Note that the supported method names are:



```python

method_name_list = ['lr','svm','xgb', 'lightgbm', 'rf',  'dwr', 'jtt','suby', 'subg', 'rwy', 'rwg', 'FairPostprocess_exp','FairInprocess_dp', 'FairPostprocess_threshold', 'FairInprocess_eo', 'FairInprocess_error_parity','chi_dro', 'chi_doro','cvar_dro','cvar_doro','group_dro']

```



## Identify Risk Region

In our `whyshift` package, we implement the risk region identification algorithm (Algorithm 1 in our paper). The function is `risk_region`.

And here is an example to use it:



```python

from whyshift import risk_region



source_model = xgb.XGBClassifier()

target_model = xgb.XGBClassifier()

risk_region('xgb', source_model, target_model, 'income', 'CA', 'PR', "./datasets/acs")

```



## DISDE Method

In our `whyshift` package, we implement the DIstribution Shift DEcomposition (`DISDE`) method to attribute the performance degradation to $Y|X$-shifts and $X$-shifts, respectively. 

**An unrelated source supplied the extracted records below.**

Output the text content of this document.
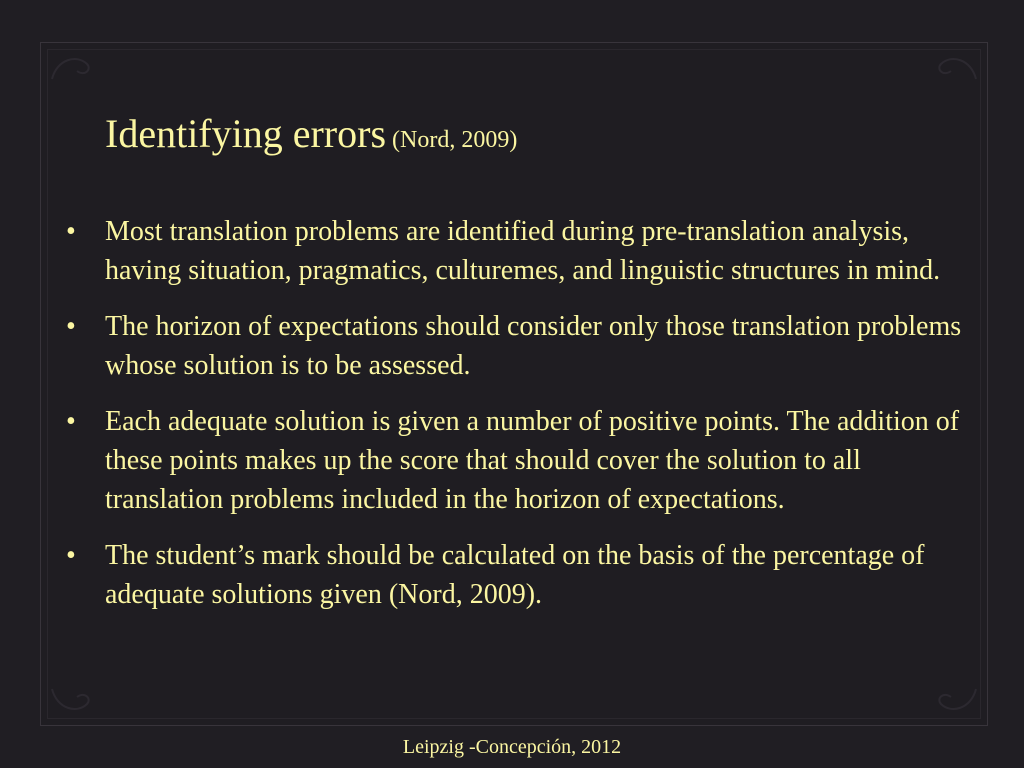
Identifying errors (Nord, 2009)
• Most translation problems are identified during pre-translation analysis, having situation, pragmatics, culturemes, and linguistic structures in mind.
• The horizon of expectations should consider only those translation problems whose solution is to be assessed.
• Each adequate solution is given a number of positive points. The addition of these points makes up the score that should cover the solution to all translation problems included in the horizon of expectations.
• The student’s mark should be calculated on the basis of the percentage of adequate solutions given (Nord, 2009).
Leipzig -Concepción, 2012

Function `degradation_decomp` 



The parameters include: 

* source_X, source_y, other_X_raw, other_y_raw: data from the source and target distributions

* best_method: the model to be diagnosed

* data_sum: the sample num of target data

* K: K-fold training-testing

* domain_classifier: when not specified (None), XGBoost will be used

* draw_calibration: whether to draw the calibration curve to check the quality of domain classifier

* save_calibration_png: the path to save the calibration figure



An example to use our `WHYSHIFT` package could be found at `Example.ipynb`.

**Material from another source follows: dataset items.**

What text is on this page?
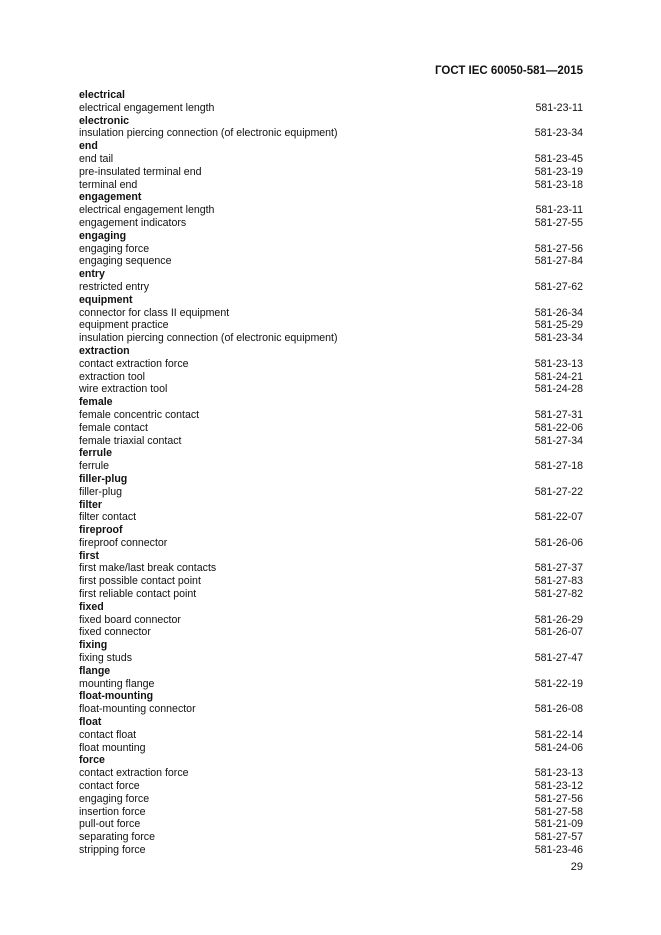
ГОСТ IEC 60050-581—2015
electrical
electrical engagement length	581-23-11
electronic
insulation piercing connection (of electronic equipment)	581-23-34
end
end tail	581-23-45
pre-insulated terminal end	581-23-19
terminal end	581-23-18
engagement
electrical engagement length	581-23-11
engagement indicators	581-27-55
engaging
engaging force	581-27-56
engaging sequence	581-27-84
entry
restricted entry	581-27-62
equipment
connector for class II equipment	581-26-34
equipment practice	581-25-29
insulation piercing connection (of electronic equipment)	581-23-34
extraction
contact extraction force	581-23-13
extraction tool	581-24-21
wire extraction tool	581-24-28
female
female concentric contact	581-27-31
female contact	581-22-06
female triaxial contact	581-27-34
ferrule
ferrule	581-27-18
filler-plug
filler-plug	581-27-22
filter
filter contact	581-22-07
fireproof
fireproof connector	581-26-06
first
first make/last break contacts	581-27-37
first possible contact point	581-27-83
first reliable contact point	581-27-82
fixed
fixed board connector	581-26-29
fixed connector	581-26-07
fixing
fixing studs	581-27-47
flange
mounting flange	581-22-19
float-mounting
float-mounting connector	581-26-08
float
contact float	581-22-14
float mounting	581-24-06
force
contact extraction force	581-23-13
contact force	581-23-12
engaging force	581-27-56
insertion force	581-27-58
pull-out force	581-21-09
separating force	581-27-57
stripping force	581-23-46
29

## License and terms of use

Our benchmark is built upon `Folktables`. The License of `Folktables` is:



```

Folktables provides code to download data from the American Community Survey (ACS) Public Use Microdata Sample (PUMS) files managed by the US Census Bureau. The data itself is governed by the terms of use provided by the Census Bureau. For more information, see https://www.census.gov/data/developers/about/terms-of-service.html



The Adult reconstruction dataset is a subsample of the IPUMS CPS data available from https://cps.ipums.org/. The data are intended for replication purposes only. Individuals analyzing the data for other purposes must submit a separate data extract request directly via IPUMS CPS. Individuals are not to redistribute the data without permission. Contact [email protected] for redistribution requests.

```

Besides, for US Accident and Taxi data from `kaggle`, individuals should follow the their Licenses, see https://www.kaggle.com/datasets/sobhanmoosavi/us-accidents and https://www.kaggle.com/competitions/nyc-taxi-trip-duration/data.



## References

[1] Ding, F., Hardt, M., Miller, J., & Schmidt, L. (2021). Retiring adult: New datasets for fair machine learning. Advances in neural information processing systems, 34, 6478-6490.



* We modify the `folktables` code to support `year` before 2014, and involve the revised version in our package. 

* Part of the algorithm codes are used from the codebase.